Foot and packhorse crossings are nothing new, but the intrepid reporters at the Irrawaddy have lately made borderless crossings with four wheels on paved roads, in and out of Kachin state. Sadly, for all sides, if the war doesn’t actively destroy that type of infrastructure it can never end. The expansion of trade has changed the game (for arms, opium, jade, and the movement of human beings themselves, both as soldiers and slaves). The loss of those roads would plunge the area back into the isolation, dire poverty and disease that defined it throughout the 19th and 20th centuries. This is what I presume the Chinese are trying to avoid, for their own people and the region; in allowing rebel governments-in-exile to operate out of Yunnan, they are paying a significant price.

The Burmese presence on the other side of the Chinese border will be much more important than the Chinese within Burma, and the same is true (in miniature) of the Burmese minorities in Thailand. One of the reasons why the escalation of the war is now inevitable is that Burma’s attempted glasnot (and brand new constitution) would never really allow these “comprador” communities to return: ceasefires are possible, but not a peace that would actually re-integrate these minority diasporas into Burma.

In terms of ethnic cleansing, forced assimilation, and the real prospect of genocide, the Burmese civil war has always offered more of a justification to care (if not intervene) than Kosovo or the Sudan. Even worse (or “better”), the Burmese have oil. However, The Kosovo standard was never extended as far as the Sudan; it is not clear now if it will apply to Syria or all the way around the mediterranean. Burma? No chance.

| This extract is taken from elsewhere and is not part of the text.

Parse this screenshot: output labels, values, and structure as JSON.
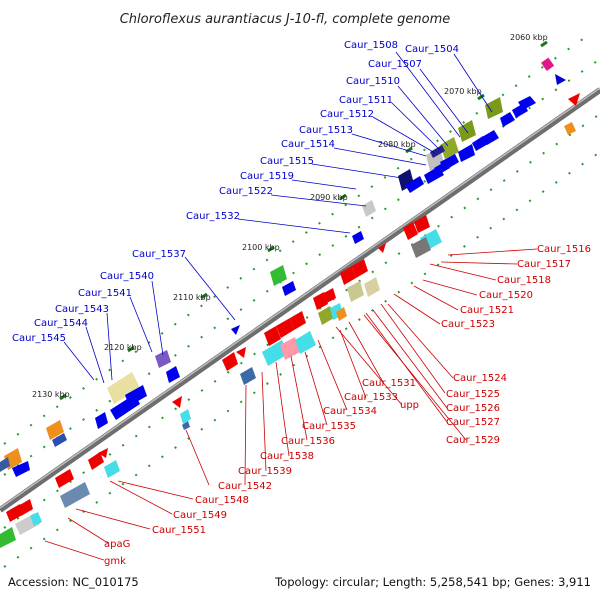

In this context, it becomes difficult for either reportage or propaganda to address the simple reality of “somebody else’s civil war”. Hypothetically, some could argue that a laissez-faire attitude toward other peoples’ civil wars does less harm than “intervention” (also known as “imperialism”, depending on who pays the bills at the newspaper you’re reading). I don’t think I’ve seen that argument in print even once in the last ten years.

Supporting “intervention” is no longer thought of as “pro-war”, and, conversely, allowing a civil war to resolve itself (without intervention) is no longer thought of as “anti-war”. In contrast to the 1980s, there is, indeed, no “anti-war” movement in Canada, and it is not clear how such a movement would deal with post-Kosovo-consensus civil wars.

Perhaps because it is more immediate (and perhaps because there is public amazement that Regina has a Burmese expatriate community at all) the C.B.C. has reported on the local murder of a family of three refugees in greater detail than the war that sent them here in the first place.

There’s a third thing that “we” have in common with the Burmese refugees: flooding. Although it hasn’t made the local news, refugees in North-Western Thailand are struggling with the simple problem of being underwater at the moment. As in Saskatchewan, the disappearance of working roads soon results in the scarcity of food, but the possible knock-on effects for disease and starvation are incomparably worse in Mae-Hong-Son than in La Ronge. It would be immoral to do nothing, and that’s exactly what we’re going to do.

With a defensible claim to being the longest-running civil war in the world, the Karen rebellion (at arms since 1948) have little cause for hope within their own country, and, I expect, they’ll find little cause for hope in this one.